With all the chatter of a couple or more interest rate cuts this year, some banks are doing their best to overcome a tough situation. The XLF is just the third best major S&P sector YTD thus far, although it has advanced 14.9% in 2019. JPM has always been interpreted as best in breed, but C is looking to make a challenge for that prestige. Both of the aforementioned names are higher by 2% over the last one year period and sport similar dividend yield with C at 2.7 and JPM at 2.9%, but on a YTD basis C has advanced 30% compared to JPM’s 12%. The chart below shows a handle that was completed Friday on a good looking cup base.

Ten Year Anchor:

The 10 year treasury yield is down 22 of the last 31 weeks since hitting 3.24% in the fall of last year. It is on a current 5 week losing streak falling 19%. Of course this is weighing down the traditional banks, that looks for higher rates to capture as much margin on loans as they can. Below is the chart of the ten year treasury yield and its downtrend is firmly in place. While it may be a welcoming sign for consumers on their credit cards, or those looking for a mortgage, it is far from a sign of confidence from investors.
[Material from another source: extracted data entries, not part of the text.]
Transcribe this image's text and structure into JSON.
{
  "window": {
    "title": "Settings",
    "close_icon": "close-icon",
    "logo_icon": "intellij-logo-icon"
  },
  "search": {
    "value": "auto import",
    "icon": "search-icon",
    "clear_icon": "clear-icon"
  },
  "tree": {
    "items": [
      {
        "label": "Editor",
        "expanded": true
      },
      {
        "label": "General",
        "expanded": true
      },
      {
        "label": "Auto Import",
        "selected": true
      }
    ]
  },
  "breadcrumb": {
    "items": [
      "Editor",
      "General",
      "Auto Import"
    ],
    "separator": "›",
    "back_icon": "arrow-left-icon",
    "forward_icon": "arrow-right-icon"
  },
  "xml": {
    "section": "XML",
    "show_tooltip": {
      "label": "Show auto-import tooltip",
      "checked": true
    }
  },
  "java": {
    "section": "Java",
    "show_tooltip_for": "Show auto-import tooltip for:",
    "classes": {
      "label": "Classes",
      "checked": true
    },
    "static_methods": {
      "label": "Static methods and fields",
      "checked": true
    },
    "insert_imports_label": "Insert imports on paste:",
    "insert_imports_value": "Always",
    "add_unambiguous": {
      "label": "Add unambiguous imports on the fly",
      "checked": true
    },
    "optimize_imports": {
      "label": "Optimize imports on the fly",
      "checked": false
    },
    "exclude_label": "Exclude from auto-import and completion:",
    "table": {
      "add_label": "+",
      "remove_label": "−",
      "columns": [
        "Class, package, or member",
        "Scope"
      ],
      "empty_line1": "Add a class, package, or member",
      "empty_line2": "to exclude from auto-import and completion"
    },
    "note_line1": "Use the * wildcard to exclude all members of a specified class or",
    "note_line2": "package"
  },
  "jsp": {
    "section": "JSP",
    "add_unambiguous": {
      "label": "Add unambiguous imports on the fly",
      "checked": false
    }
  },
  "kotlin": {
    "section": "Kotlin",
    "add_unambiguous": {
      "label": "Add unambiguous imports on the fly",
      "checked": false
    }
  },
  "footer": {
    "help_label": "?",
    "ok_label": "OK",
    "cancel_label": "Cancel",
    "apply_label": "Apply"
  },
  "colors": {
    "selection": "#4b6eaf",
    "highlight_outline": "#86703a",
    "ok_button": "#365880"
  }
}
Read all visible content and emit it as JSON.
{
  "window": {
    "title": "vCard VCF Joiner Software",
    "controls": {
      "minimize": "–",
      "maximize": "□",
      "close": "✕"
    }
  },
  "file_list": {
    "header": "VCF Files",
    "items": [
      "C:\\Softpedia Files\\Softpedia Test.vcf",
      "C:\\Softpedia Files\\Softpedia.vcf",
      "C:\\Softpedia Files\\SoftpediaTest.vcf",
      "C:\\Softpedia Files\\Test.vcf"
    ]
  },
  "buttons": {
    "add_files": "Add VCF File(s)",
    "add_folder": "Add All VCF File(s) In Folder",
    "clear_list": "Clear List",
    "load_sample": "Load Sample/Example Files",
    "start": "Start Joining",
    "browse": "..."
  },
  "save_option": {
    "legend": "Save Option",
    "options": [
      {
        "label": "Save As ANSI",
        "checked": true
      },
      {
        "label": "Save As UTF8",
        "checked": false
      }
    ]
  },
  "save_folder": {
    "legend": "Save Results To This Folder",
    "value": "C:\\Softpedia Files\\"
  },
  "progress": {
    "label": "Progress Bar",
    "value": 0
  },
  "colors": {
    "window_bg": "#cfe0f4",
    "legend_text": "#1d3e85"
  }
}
Yields have been falling around the world with many developed nations sporting negative rates. That will attract capital to our “safe haven” status that will continue to push rates lower. Do not expect the downtrend to reverse anytime soon.

Examples:

The financial administration group has been a solid performer with best of breed play EEFT and M&A activity recently with FDC and WAGE. Below is another name that has mentioned it is exploring a sale, EVRI and how it appeared in our 5/20 Financial Sector Review (keep in mind relying on a takeover should never be one motivation for entering a position). It has produced back to back positive earnings reactions of 2.6 and 11.5% on 5/8 and 3/13. Since the beginning of 2019 it has recored SEVEN weekly advances of 7% or more.